Two months ago, Yitz’s mother, whom we called Bubby Sheindel, was niftar suddenly. I had always had a good relationship with my mother-in-law, and we remained cordial even after the divorce. It wasn’t her fault that her son had a violent temper, that he struggled with intense mood swings and possibly an undiagnosed personality disorder. By contrast, Sheindel and Shalom, my former father-in-law, were very even-tempered, kindhearted people, as were Yitz’s two siblings, who were born years later.
In fact, I had no idea that Yitz had anger management issues until a few weeks after our marriage, when I bungled my first attempt at dinner. We got into an argument about whether to eat out, and one thing led to another. Before I knew it, smoke was coming out of Yitz’s ears, and he had broken two Mikasa plates.

That was the beginning of a pattern of bullying and intimidation. If Yitz was angry and aggressive all the time, I might have learned to deal with it; I might have insisted that he either go to therapy or our marriage would be over. But what unnerved me was the unpredictability, the way his rages were triggered by the slightest deviation from routine, the smallest setback. It was almost as if he expected things to go off course—as if he were primed to wait for bad luck.

I had no idea why he was wired that way. He’d had such a placid, solid childhood, with normal, emotionally healthy parents. What made him so turbulent and unpredictable?

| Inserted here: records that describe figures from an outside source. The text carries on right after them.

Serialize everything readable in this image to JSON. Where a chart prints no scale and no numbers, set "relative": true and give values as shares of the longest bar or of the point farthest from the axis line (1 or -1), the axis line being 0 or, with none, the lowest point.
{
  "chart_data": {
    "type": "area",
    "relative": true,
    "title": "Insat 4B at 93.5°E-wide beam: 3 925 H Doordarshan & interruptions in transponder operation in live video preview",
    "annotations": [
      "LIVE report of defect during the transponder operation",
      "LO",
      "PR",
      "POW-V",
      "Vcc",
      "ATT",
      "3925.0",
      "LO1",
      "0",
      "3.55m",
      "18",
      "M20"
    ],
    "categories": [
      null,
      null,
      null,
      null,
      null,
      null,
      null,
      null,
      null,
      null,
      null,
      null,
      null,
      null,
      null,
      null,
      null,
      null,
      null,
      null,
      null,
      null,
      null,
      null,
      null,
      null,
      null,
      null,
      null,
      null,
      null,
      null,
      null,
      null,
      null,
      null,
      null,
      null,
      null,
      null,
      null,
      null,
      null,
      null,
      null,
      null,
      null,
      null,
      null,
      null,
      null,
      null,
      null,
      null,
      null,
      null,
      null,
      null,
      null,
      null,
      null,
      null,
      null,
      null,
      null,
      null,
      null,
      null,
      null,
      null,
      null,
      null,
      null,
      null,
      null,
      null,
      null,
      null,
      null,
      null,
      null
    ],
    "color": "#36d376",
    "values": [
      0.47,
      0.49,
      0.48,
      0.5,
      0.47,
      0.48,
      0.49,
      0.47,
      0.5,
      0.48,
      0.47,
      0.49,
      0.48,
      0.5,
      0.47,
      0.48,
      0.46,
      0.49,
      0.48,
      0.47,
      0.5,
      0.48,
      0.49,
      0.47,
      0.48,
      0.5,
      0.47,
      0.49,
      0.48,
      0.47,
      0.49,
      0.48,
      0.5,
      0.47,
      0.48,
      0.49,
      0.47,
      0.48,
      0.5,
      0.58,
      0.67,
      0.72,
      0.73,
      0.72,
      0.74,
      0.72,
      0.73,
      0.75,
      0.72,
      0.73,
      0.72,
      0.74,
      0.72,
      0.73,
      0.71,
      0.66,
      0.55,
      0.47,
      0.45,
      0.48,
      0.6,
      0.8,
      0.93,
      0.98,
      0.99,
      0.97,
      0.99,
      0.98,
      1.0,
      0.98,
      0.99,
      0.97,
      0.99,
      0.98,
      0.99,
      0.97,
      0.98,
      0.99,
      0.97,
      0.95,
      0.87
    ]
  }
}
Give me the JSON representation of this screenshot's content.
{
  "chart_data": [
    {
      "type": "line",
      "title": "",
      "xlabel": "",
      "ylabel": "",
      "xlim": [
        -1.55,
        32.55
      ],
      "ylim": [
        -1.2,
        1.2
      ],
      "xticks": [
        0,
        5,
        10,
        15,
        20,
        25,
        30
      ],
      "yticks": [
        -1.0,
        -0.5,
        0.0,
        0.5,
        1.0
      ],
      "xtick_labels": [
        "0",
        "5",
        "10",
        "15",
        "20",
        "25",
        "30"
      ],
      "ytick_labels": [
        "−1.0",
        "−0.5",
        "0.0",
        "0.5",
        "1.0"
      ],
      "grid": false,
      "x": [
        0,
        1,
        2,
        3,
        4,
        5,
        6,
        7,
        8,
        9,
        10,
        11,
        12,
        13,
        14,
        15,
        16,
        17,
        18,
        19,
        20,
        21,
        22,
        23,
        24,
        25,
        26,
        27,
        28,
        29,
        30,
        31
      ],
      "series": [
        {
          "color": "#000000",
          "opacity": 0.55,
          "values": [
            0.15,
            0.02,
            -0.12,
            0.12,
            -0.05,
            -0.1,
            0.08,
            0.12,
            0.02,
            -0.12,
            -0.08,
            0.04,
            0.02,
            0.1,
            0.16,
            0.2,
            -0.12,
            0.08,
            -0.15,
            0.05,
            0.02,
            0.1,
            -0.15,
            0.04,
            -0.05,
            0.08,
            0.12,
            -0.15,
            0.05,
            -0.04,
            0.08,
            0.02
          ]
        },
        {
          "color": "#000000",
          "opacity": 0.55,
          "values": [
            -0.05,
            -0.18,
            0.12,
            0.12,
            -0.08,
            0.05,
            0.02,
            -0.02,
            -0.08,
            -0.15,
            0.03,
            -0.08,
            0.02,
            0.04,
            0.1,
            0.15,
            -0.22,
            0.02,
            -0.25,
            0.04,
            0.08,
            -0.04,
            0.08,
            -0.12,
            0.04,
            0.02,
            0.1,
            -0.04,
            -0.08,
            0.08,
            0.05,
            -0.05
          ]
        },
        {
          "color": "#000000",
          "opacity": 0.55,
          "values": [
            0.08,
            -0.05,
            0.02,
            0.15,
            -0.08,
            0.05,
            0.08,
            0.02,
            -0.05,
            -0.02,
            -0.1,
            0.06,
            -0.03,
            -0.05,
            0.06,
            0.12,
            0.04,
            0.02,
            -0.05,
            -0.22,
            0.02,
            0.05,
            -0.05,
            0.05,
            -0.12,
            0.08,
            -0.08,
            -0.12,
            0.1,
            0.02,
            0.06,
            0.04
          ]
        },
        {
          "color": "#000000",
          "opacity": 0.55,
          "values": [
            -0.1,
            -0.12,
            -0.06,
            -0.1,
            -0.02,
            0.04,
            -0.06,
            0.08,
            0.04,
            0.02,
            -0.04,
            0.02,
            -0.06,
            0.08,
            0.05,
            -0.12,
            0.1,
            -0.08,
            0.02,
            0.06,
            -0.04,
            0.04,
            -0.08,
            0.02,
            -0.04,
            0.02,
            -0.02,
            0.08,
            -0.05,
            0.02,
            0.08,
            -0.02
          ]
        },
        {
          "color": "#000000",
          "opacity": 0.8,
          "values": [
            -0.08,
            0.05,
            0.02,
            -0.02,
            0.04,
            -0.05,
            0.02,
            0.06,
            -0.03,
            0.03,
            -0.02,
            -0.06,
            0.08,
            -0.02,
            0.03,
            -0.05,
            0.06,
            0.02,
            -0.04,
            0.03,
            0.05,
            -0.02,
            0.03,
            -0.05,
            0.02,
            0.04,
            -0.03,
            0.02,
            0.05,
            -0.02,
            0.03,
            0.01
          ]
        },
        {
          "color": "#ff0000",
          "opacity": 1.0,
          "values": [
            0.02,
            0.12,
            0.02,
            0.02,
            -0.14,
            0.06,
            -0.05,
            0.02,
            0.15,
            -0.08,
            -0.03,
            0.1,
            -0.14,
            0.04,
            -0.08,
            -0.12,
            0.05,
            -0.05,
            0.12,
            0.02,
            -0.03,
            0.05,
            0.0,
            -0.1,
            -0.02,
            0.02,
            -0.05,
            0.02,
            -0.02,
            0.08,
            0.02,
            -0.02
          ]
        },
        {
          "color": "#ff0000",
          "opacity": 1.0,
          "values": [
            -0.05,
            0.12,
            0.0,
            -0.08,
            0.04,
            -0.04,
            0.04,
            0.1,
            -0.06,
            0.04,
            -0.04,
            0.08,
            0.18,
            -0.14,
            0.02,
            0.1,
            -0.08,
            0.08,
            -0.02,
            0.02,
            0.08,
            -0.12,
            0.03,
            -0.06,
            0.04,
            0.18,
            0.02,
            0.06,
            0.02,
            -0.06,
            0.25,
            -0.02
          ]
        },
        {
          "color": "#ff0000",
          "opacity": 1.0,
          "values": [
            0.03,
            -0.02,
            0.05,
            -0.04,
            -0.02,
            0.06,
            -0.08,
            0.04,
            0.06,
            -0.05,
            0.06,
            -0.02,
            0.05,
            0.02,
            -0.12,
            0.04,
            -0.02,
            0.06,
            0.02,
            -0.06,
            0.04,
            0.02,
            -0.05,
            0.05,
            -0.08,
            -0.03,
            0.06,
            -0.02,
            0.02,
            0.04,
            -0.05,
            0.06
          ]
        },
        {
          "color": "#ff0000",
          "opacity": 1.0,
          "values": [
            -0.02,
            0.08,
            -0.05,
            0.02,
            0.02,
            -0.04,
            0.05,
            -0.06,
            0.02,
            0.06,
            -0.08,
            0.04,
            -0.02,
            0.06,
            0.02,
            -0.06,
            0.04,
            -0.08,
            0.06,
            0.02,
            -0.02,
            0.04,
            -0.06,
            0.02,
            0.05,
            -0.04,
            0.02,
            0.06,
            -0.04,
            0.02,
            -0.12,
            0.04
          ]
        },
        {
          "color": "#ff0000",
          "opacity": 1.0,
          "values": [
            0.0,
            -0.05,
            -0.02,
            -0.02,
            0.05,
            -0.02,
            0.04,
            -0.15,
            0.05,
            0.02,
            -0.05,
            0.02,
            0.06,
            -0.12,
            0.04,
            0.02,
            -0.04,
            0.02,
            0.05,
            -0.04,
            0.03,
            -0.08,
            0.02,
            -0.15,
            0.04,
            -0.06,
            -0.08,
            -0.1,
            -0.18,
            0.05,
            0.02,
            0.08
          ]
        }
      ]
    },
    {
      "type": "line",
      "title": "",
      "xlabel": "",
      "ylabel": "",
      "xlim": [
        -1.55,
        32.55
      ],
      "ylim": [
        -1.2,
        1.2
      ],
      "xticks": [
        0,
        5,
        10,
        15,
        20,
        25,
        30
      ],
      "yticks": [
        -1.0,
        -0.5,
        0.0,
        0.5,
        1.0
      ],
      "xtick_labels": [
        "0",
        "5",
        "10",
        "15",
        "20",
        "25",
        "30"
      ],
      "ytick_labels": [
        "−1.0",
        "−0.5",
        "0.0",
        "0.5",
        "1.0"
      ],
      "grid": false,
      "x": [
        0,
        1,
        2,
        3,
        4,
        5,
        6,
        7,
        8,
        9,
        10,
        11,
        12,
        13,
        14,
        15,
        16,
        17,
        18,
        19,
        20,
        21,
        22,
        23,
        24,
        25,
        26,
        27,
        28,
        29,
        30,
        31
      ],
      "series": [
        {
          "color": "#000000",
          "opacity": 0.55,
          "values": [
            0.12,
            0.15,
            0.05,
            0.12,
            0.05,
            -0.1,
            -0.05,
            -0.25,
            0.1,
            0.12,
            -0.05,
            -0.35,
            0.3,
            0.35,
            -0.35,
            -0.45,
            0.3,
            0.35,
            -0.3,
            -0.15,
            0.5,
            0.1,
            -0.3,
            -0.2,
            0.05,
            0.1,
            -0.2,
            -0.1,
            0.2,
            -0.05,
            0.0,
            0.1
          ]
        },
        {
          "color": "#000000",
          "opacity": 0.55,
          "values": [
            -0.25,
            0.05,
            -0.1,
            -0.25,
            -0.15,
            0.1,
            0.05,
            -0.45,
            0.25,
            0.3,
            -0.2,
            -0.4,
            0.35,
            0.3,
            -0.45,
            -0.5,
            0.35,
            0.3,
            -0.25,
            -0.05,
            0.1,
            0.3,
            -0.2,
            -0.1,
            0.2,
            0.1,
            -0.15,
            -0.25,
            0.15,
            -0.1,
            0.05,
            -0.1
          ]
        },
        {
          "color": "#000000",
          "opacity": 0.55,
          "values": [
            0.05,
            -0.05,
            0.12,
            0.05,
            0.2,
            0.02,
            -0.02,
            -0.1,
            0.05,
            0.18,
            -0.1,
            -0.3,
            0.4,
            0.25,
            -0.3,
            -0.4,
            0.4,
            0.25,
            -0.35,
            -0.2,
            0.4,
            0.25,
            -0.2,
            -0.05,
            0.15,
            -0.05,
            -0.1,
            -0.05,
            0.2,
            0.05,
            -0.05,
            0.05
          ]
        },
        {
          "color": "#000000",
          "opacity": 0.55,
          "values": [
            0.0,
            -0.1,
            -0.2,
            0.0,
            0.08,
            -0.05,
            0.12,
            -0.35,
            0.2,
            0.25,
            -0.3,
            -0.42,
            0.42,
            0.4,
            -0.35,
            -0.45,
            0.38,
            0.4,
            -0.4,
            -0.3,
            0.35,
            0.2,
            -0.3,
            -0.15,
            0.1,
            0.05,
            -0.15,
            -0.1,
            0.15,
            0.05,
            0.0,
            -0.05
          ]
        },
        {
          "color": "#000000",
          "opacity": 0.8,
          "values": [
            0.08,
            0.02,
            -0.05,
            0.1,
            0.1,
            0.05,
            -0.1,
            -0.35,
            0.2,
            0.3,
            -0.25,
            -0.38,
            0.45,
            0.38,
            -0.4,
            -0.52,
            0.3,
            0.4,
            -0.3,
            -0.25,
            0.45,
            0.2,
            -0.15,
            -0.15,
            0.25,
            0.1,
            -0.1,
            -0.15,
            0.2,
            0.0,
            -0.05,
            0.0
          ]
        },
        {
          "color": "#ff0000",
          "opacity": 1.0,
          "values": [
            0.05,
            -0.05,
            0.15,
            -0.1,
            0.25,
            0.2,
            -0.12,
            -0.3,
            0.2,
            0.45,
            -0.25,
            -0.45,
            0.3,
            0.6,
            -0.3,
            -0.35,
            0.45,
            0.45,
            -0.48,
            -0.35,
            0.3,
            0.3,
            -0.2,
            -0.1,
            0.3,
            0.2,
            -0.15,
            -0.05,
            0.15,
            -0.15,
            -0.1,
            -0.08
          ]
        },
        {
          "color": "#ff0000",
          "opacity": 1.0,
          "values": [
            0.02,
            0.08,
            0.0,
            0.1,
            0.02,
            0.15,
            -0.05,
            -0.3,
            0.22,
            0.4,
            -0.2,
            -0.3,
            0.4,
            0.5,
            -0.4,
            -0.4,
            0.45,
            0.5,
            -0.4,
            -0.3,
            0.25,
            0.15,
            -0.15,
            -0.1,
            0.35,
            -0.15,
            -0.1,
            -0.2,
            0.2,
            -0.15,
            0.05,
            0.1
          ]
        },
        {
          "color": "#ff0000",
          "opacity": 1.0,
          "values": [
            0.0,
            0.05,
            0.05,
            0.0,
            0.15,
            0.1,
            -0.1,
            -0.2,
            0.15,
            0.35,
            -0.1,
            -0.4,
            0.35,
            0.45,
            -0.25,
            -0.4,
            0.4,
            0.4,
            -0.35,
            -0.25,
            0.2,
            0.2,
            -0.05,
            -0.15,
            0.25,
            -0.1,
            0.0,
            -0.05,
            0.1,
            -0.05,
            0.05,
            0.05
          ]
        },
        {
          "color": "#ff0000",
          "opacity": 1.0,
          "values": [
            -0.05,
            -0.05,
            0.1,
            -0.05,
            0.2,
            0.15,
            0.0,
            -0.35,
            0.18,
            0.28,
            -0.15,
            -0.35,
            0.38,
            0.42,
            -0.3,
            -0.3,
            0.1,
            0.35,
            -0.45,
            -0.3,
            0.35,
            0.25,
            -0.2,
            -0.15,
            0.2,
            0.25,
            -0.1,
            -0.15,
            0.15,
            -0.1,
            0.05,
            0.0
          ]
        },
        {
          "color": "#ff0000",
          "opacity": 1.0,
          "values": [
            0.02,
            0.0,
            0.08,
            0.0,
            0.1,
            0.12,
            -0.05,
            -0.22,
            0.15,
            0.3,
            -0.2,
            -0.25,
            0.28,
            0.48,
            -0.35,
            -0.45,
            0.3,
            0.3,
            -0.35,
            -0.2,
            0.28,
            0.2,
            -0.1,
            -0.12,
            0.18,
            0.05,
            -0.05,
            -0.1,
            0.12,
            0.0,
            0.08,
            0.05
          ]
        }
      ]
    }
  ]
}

When he was in a good mood, Yitz was the sweetest guy, caring and dedicated, solicitous of my welfare, the best father in the world. And then I would say something innocuous, perhaps about the weather or an overdue bill, or just that I was tired. The next thing I knew, I would be facing a hurricane.
“This is no way to live,” my mother said to me one day when she popped in to visit during one of Yitz’s moody spells and witnessed a typical outburst. “You deserve better.”
“You deserve a better life,” echoed our marriage counselor. “It’s hard to live in a war zone for so many years.”
“I think you’ve given it enough time,” advised my rav. “The Torah allows divorce for a reason.”
I agreed, especially during the times I felt frightened, alone and vulnerable. But then there were the good days, and they came frequently—days when I doubted myself and wondered if I wasn’t imagining our issues.